Les mains abandonnent la tête pour se poser sur les épaules de Marielle, vont se rejoindre au niveau du sternum en évitant ostensiblement les seins, dont les pointes se tendent et se durcissent à l'extrême. La jeune femme n'en peut plus. Elle sent mouiller son sexe au point de laisser des traces visibles sur le slip. Recevant ces attouchements comme autant de préliminaires à l'acte sexuel, elle ignore encore tout des intentions de celui qu'elle a, presque malgré elle, choisi comme partenaire. Elle ne peut ni lui demander de passer à l'acte ni imaginer qu'il n'ait pas un désir réciproque.
L'orage faiblit, le vent s'est calmé, la pluie reste maintenant seule en lice. Quelque part retentit la sirène d'une voiture de pompiers.
- « Mettez-vous à plat ventre. » Sur le coup Marielle n'a pas de réaction. Il doit répéter son injonction d'une voix plus assurée et plus forte. Dans le timbre de sa voix, elle croit percevoir certaines tonalités un peu rauques. Elle se retourne pour s'allonger à plat-ventre ainsi qu'il le lui a demandé, un côté du visage posé sur le divan, les bras repliés au-dessus de la tête et les jambes se touchant.

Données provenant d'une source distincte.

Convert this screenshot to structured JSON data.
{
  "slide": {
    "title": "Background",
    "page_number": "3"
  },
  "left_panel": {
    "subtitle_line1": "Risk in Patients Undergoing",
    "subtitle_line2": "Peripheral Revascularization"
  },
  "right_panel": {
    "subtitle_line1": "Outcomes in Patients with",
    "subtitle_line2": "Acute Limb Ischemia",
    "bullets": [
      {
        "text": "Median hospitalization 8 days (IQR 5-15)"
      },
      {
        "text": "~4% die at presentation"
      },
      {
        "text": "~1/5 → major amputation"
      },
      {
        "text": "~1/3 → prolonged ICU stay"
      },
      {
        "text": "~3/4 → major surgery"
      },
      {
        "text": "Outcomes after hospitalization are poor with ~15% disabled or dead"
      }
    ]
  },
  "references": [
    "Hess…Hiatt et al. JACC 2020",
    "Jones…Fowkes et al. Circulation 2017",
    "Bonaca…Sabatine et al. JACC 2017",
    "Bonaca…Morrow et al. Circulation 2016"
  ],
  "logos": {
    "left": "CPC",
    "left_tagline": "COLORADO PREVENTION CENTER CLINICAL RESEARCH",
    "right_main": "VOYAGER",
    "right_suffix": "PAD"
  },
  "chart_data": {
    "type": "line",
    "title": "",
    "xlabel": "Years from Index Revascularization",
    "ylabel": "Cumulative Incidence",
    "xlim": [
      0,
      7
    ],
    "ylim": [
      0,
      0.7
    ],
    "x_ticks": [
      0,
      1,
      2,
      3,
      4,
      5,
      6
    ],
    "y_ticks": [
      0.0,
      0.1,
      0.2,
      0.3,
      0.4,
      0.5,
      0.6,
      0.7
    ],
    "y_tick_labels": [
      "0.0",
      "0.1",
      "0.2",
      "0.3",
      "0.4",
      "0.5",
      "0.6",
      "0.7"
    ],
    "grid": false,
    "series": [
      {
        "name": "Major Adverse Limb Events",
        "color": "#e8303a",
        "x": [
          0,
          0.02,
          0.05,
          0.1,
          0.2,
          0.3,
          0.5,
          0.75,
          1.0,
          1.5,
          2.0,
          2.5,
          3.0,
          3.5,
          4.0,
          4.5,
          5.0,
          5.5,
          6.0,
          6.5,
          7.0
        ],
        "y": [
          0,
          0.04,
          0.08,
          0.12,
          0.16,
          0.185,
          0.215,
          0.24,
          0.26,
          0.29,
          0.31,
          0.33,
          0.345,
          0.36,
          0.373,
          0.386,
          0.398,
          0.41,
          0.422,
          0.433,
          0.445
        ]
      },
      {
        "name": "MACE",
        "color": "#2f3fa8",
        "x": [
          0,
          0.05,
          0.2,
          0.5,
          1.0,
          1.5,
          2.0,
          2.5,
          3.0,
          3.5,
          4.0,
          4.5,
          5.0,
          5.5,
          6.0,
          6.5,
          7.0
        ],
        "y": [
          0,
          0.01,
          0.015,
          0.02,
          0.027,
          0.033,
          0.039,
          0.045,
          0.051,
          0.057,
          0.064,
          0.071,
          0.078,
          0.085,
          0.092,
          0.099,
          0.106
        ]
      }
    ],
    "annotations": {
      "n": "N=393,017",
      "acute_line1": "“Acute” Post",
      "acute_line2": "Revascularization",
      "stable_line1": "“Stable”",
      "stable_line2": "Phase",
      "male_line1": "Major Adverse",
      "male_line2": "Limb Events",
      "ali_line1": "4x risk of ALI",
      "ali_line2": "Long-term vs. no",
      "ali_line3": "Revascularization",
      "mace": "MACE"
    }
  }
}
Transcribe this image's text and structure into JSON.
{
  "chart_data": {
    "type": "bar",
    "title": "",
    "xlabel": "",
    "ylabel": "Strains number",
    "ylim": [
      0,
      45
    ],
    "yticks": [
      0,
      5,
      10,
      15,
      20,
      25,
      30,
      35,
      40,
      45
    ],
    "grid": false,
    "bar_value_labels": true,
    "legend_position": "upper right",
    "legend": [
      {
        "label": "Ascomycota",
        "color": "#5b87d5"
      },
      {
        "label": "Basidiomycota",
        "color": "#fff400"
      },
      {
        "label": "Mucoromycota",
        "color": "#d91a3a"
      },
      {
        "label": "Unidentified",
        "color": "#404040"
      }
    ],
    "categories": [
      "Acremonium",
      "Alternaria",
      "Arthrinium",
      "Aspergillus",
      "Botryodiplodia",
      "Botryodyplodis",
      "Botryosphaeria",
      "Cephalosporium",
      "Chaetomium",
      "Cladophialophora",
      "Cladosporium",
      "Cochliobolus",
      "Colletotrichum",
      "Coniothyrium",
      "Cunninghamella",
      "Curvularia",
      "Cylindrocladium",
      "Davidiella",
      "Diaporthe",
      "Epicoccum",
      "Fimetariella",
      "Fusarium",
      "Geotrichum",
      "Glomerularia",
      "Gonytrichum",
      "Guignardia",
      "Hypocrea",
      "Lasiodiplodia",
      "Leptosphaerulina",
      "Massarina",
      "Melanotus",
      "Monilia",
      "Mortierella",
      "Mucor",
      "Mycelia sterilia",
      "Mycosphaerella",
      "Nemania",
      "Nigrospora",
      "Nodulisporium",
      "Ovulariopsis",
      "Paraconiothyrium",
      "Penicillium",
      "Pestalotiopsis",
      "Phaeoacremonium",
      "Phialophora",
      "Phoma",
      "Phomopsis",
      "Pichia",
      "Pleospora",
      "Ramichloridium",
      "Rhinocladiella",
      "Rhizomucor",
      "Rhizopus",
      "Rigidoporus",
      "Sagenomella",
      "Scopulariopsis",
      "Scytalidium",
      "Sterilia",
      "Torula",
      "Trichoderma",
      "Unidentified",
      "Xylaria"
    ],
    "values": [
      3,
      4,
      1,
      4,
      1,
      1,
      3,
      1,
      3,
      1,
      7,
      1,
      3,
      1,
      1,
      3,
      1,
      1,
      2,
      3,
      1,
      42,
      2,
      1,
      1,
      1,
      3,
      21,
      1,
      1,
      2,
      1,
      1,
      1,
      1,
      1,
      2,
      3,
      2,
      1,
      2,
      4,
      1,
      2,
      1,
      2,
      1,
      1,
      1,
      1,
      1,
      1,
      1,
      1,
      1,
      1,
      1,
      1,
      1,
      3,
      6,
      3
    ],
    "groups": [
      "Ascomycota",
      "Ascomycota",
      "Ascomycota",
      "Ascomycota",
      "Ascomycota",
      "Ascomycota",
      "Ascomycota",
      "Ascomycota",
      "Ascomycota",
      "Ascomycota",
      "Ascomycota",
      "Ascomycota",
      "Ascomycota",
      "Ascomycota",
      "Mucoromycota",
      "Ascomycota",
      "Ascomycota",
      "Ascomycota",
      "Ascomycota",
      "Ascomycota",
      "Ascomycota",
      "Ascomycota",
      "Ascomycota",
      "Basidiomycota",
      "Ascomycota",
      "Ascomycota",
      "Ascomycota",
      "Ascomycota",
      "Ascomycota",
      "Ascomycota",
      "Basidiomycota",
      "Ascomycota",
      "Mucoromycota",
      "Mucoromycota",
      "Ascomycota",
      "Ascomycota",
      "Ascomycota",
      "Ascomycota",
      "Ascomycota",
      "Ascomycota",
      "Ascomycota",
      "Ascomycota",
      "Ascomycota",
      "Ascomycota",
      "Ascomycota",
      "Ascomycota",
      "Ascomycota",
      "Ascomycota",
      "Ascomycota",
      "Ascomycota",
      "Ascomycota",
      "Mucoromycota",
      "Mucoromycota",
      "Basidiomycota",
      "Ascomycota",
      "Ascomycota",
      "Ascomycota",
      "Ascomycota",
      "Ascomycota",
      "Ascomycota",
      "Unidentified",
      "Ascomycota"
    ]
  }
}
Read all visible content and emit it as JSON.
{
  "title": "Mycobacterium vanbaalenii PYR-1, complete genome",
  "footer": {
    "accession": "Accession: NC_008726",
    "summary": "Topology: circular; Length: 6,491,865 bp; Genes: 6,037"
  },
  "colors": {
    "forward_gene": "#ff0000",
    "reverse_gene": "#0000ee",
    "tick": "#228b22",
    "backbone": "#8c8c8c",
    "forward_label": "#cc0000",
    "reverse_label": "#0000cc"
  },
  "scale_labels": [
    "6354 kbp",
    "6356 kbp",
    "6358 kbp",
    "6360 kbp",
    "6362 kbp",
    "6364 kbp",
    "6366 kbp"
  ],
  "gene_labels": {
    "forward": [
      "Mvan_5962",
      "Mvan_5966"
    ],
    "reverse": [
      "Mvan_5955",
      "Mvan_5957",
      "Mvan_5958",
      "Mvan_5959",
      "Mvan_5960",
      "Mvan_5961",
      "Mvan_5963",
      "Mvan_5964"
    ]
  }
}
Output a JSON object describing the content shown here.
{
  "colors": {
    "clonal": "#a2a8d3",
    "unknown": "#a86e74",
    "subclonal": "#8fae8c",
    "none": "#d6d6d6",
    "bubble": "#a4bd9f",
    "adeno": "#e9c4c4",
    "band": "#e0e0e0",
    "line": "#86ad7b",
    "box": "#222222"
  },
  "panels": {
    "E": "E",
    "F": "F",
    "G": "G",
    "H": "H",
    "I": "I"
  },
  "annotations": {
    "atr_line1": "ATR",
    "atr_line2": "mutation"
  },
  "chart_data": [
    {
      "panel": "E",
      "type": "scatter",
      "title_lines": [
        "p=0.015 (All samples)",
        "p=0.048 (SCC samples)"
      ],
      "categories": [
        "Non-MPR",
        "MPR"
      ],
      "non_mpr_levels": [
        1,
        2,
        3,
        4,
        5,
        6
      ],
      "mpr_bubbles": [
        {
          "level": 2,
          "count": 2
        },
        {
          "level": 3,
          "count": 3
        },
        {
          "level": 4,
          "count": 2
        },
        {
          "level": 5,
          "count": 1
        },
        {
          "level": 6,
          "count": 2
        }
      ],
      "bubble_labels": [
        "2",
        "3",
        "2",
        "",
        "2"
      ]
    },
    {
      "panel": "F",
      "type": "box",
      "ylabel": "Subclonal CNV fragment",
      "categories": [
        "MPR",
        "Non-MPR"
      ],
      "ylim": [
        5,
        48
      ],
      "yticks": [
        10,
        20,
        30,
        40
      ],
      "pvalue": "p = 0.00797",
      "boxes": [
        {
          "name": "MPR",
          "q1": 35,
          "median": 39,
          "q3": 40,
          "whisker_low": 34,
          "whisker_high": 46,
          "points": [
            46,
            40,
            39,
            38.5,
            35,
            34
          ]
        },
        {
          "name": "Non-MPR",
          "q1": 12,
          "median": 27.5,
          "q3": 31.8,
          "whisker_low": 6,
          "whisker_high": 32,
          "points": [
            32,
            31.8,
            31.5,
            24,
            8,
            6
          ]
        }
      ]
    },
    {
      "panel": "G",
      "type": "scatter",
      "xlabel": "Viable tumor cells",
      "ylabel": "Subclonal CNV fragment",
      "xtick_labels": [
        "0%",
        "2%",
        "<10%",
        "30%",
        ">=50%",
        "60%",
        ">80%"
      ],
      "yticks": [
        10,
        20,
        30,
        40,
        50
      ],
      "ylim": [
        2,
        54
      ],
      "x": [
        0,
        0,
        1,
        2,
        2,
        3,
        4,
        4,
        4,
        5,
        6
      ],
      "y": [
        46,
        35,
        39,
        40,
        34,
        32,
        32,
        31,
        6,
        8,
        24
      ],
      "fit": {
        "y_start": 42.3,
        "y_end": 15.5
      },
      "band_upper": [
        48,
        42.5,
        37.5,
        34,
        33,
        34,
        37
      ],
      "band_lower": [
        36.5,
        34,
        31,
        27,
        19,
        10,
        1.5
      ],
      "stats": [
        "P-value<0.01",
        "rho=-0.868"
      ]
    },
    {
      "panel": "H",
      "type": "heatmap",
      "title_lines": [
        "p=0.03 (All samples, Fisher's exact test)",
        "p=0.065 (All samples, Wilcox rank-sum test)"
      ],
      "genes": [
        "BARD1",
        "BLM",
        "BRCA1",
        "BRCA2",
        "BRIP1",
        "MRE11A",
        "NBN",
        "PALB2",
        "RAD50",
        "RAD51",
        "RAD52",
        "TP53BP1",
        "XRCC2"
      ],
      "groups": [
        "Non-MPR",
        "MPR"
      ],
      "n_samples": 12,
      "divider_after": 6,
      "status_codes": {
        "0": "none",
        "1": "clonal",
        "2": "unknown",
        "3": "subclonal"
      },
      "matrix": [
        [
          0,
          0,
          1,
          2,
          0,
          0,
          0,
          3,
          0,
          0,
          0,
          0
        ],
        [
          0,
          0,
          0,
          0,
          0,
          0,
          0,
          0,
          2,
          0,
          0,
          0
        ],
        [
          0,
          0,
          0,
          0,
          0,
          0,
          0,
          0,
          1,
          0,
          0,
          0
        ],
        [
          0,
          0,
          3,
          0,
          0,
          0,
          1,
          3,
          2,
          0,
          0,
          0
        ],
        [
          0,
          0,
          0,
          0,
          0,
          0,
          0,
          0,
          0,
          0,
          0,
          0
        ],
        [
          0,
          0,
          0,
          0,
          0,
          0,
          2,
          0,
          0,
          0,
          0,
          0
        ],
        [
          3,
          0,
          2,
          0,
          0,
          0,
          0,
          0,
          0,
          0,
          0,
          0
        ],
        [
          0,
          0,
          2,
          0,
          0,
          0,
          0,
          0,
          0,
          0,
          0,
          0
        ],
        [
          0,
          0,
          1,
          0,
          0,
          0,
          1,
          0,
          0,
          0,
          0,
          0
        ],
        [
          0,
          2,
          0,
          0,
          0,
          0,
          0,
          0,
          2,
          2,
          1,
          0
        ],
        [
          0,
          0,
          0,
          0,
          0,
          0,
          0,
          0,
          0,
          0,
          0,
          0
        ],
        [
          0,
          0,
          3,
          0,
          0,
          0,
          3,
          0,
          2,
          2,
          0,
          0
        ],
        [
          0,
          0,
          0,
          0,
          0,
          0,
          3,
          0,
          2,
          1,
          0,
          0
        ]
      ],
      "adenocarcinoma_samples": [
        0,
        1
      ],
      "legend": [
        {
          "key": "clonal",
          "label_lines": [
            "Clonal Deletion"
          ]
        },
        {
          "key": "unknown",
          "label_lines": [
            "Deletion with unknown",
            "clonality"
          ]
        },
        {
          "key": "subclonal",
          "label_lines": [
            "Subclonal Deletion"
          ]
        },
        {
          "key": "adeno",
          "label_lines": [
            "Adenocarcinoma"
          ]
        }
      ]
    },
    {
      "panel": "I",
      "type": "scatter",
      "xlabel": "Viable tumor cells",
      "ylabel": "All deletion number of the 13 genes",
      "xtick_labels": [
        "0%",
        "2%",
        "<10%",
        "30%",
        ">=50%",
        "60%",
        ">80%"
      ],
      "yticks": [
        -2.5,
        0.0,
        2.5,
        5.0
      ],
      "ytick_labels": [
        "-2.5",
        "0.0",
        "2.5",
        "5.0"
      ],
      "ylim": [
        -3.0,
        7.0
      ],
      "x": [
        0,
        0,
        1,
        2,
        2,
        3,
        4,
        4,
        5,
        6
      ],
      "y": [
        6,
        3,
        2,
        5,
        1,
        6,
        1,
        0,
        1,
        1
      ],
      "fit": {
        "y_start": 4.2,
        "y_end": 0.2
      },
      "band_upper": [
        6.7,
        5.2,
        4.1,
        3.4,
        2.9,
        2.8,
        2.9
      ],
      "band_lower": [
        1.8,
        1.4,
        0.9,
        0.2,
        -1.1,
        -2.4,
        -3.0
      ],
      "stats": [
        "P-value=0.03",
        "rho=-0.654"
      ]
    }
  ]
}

« Cette position-là sort du cadre habituel des séances ». Avant qu'elle ne fixe vraiment cette pensée dans son esprit et qu'elle n'en tire des conclusions, deux mains chaudes et humides lui caressent les épaules. Ce contact est déjà une jouissance. Les mains se déplacent doucement en balayant toute la surface du dos, puis les pouces suivent les vertèbres, tandis que les doigts glissent sur les côtés sur les flancs. Les paumes poussent alors la progression jusqu'au sommet des fesses, les doigts se faufilant jusqu'aux plis de l'aine. Marielle réagit instinctivement par un mouvement d'élévation du bassin qui la conduit à écarter les cuisses. Elle offre ainsi spontanément son sexe à l'aventure, s'adonne sans équivoque au bon plaisir d'un inconnu qui, avec l'aide de l'orage, a fait disjoncter les circuits de sa volonté.
Au-dehors les éléments se sont apaisés. Elle éprouve une sorte de bien-être intérieur. Le ruissellement de la pluie lui procure à présent un confort supplémentaire. Le temps vient de suspendre son vol. Soudain, comme pour jouer avec son anxiété, une assourdissante déflagration claque dans le ciel et ébranle l'immeuble. La foudre n'est pas tombée loin. On atteint la queue de l'orage, Marielle se sent à nouveau oppressée.